Bu cevap, ruhların ve akılların donuk ve ölü kalıplar içerisine sıkılaşarak katılaşmasının ifadesidir. Bu ölü geleneklerin karşısında
imanın hürriyeti, geniş ufukluluğun verdiği enginlik ve düşünce ve her şeyi ananevi değerleri ile değil, gerçek değerleriyle değerlendiren doğru görüş bulunmaktadır. Aslında Allah'a iman örfî hurafelerden ve hiç bir esasa dayanmayan katılaşmış adetlerden bir takım
kutsal saydıkları mitolojilerden kurtulup tam hürriyete kavuşmanın ifadesidir.
O, "and olsun ki sizler de. babalarınız da apaçık bir sapıklık İçerisindesiniz." dedi.
Babalarının bunlara tapınması bu putlarda bulunmayan bir değeri ifade etmez. Hakları olmadan bir kudsiyet izafe etmeyi gerektirmez.
Zira değerler, ataların geleneğinden ve taklidinden doğmaz.
Bilakis hür ve engin bir sağlamlıktan neşet eder. Hz. İbrahim onlara bu derece kesin bir açıklıkla karşı koyunca başlıyorlar sualler yöneltmeye:
Onlar: "Sen bize gerçeği mi getirdin, yoksa şaka mı ediyorsun?" dediler.
Bu soru sarsılmış inanç sahiplerinin inandıklarına güvenmeyip, inandıkları şeyin doğru mu yanlış mı olduğunu kestiremeyenlerin soracakları sualdir. Ayrıca fikren ve ruhen muattal olmuş hurafe ve
geleneklerin tesiri altında ezilmiş kimselerin tevcih edecekleri bir sorudur.
Bir kere onlar hangi sözün doğru olduğunu bilmemektedir.

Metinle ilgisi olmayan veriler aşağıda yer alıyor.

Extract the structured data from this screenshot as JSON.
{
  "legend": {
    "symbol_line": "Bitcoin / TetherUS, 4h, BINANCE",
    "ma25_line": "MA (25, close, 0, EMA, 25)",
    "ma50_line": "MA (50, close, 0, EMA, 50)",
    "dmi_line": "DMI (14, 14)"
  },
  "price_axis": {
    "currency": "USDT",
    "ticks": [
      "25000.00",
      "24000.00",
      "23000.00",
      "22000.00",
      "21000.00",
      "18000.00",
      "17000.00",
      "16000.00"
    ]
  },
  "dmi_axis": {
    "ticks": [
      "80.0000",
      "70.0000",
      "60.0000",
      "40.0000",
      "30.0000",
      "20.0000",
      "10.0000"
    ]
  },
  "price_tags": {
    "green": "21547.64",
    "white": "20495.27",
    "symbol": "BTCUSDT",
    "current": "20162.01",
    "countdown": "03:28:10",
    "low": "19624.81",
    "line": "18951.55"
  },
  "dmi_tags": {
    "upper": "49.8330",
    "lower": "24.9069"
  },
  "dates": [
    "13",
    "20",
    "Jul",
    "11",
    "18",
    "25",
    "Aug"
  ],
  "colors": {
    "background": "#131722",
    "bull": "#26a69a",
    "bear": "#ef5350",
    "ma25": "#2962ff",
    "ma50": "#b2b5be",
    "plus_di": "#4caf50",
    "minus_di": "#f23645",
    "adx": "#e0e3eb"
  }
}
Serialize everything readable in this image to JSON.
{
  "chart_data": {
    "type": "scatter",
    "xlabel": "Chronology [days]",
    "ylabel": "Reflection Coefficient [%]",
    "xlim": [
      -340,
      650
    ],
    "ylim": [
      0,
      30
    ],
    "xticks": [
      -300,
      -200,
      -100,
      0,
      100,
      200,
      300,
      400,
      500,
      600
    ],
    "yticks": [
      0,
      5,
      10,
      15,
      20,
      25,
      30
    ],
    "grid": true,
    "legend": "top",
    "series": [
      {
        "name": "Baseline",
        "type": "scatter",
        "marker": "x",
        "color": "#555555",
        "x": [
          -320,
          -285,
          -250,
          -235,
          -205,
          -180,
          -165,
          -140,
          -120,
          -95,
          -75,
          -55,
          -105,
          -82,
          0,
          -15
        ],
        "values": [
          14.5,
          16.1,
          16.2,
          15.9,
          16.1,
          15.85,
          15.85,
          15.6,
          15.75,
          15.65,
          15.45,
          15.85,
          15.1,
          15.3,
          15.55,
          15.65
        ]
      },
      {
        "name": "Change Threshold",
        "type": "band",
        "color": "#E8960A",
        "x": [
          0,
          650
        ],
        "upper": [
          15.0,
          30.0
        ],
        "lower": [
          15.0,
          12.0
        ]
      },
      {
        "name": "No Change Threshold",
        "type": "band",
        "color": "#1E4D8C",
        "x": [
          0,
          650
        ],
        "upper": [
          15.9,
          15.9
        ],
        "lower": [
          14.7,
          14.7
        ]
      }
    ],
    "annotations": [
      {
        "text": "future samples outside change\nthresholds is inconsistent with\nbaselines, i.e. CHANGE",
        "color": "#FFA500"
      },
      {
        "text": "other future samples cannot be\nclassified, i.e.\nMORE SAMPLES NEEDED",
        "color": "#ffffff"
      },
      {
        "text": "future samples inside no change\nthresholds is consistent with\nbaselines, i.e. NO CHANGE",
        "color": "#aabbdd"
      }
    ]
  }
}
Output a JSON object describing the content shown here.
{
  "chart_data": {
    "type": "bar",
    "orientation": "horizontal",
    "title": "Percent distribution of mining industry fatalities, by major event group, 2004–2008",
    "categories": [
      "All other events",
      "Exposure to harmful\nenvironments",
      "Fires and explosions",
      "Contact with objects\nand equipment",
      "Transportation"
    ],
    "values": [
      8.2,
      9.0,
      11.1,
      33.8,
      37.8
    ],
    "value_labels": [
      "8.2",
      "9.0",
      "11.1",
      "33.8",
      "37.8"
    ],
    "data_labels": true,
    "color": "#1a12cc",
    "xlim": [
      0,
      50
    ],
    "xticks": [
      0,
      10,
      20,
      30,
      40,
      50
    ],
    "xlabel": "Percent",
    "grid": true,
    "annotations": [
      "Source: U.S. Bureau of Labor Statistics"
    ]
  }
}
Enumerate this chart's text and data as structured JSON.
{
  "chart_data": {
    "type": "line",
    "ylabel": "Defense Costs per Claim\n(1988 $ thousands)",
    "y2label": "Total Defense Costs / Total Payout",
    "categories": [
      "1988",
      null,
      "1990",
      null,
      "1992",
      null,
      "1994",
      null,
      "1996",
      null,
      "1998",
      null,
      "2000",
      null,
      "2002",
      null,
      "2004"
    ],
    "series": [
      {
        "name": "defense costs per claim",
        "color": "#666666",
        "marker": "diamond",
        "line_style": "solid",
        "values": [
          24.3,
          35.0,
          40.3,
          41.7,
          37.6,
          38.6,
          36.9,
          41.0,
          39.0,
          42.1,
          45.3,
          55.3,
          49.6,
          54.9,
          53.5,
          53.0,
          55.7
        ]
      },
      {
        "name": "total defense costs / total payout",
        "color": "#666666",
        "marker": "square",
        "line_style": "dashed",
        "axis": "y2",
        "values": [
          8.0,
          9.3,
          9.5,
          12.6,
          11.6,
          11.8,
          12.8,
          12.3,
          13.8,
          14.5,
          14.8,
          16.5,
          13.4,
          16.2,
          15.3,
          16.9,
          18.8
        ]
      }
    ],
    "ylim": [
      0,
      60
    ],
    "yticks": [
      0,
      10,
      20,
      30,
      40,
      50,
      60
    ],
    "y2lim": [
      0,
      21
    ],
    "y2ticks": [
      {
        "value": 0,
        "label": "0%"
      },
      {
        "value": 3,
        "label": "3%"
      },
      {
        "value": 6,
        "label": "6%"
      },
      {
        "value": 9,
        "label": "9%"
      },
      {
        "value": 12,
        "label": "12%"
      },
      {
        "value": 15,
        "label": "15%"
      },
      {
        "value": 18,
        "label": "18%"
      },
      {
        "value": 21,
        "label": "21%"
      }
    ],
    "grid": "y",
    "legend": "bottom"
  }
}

Halbuki ibadet sarsak bir evhama ve hiç bir delile dayanmayan hurafeye istinat etmez. Kesin bilgiye dayanır. İşte akıl ve vicdan istikametini tutarak açık ve parlak tevhit akidesine bağlanmayanlara
her zaman düştükleri ve yüzdükleri bataklık burasıdır.